For Paty Salazar Harty, the dedicated service of her parents’ lives has informed and inspired her work in Catholic schools. Growing up, Paty saw what it truly meant to help others. She watched as her father, who grew up in extreme poverty in Mexico with fifteen brothers and sisters, and her mother, who came from a home in Mexico where survival was more important than literacy, sacrificed their time and talents to help others in need. Her father, a mechanic, isn’t technically in the social services profession, but that didn’t stop him from naming his business “Amigos,” in acknowledgment that friends are there to help others. Her mother, who graduated from college in Mexico, knew that Catholic education was the way for her children to succeed – not just in the professional world, but also in their spiritual development.

Paty Salazar HartyAs Paty watched her parents help her neighbors read their bill statements, navigate a convoluted bureaucracy and simply figure out a confusing world, she realized that her parents’ journey was not an easy one. Her parents, too, were recipients of help – someone else had helped explain their new country and new rules to them. She knew that her family flourished because of the constant community connection and with her life experience, she also knew that she wanted to help others like her parents did every day.
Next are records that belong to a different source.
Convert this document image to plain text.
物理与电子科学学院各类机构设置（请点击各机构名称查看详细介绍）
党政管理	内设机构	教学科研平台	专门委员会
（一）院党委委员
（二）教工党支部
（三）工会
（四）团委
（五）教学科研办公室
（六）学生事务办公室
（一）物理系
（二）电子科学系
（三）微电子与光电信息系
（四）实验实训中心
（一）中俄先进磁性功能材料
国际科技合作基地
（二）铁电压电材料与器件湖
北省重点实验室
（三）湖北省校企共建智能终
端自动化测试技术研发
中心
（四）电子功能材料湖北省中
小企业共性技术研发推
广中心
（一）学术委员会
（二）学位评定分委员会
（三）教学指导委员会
Now a principal at Saint Sebastian School in Los Angeles, it was Paty’s ACE experience that started her journey towards serving others. A member of ACE Teaching Fellows 13, Paty had a unique placement: Sacred Heart School, a dual immersion Catholic school in Washington, DC. Though she had done her undergraduate studies in Washington, DC, Paty came to know the city in a new way through her students. In her classroom, she had students from all over the world. Not only were they proficient in their native languages, but now they were immersed in a school that required them to speak both English and Spanish. The school was a place of acceptance, where the students found solidarity in their diversities. Because they were all different from each other and because the school was different from so many other places, the students embraced and celebrated their cultural and linguistic distinctions.

"With her help, her students could feel that sense of acceptance and joy that comes from rejoicing in the multitude of ways God has created beauty in each person."

With this diverse population and with the challenge of teaching two languages, Paty was spurred to continue working with second-language learners through the ACE in Chile and English as a New Language programs. In classes tailored to language development, Paty began to examine her own experience more closely. She had grown up in a world split into two: she spoke Spanish at home and English at school. With this division firmly in place, it had felt to Paty as though she was lacking – as though she was somehow deficient because her first language was not English. Her feelings at Sacred Heart and at St. George’s in Chile made Paty realize that her students did not need to have her same experience. With her help, her students could feel that sense of acceptance and joy that comes from rejoicing in the multitude of ways God has created beauty in each person.  

Now, with her experience as an ACE Teaching Fellow, ChACE teacher, reading specialist and principal, Paty wishes she could make every one of her students realize one thing: English will come. She works every day to teach her students that knowing another language is an asset, not a deficit. Because her students know two languages, they will be able to communicate with many more people and help others as they grow and learn to navigate the world. Instead of letting others feel incomplete, Paty strives to ensure that every one of her students learns how to embrace their culture as they use their knowledge to inform and enhance their community. She trusts the research that shows how students from Catholic schools are more likely to graduate from college, and she helps the students and families at her school decipher the education system, working to overcome application hurdles or figuring out which classes the students should take. Each day, Paty lives to fulfill the dream her parents demonstrate: that when we give of ourselves, we create relationships and communities graced by love and transformed by the unique gifts we share with others.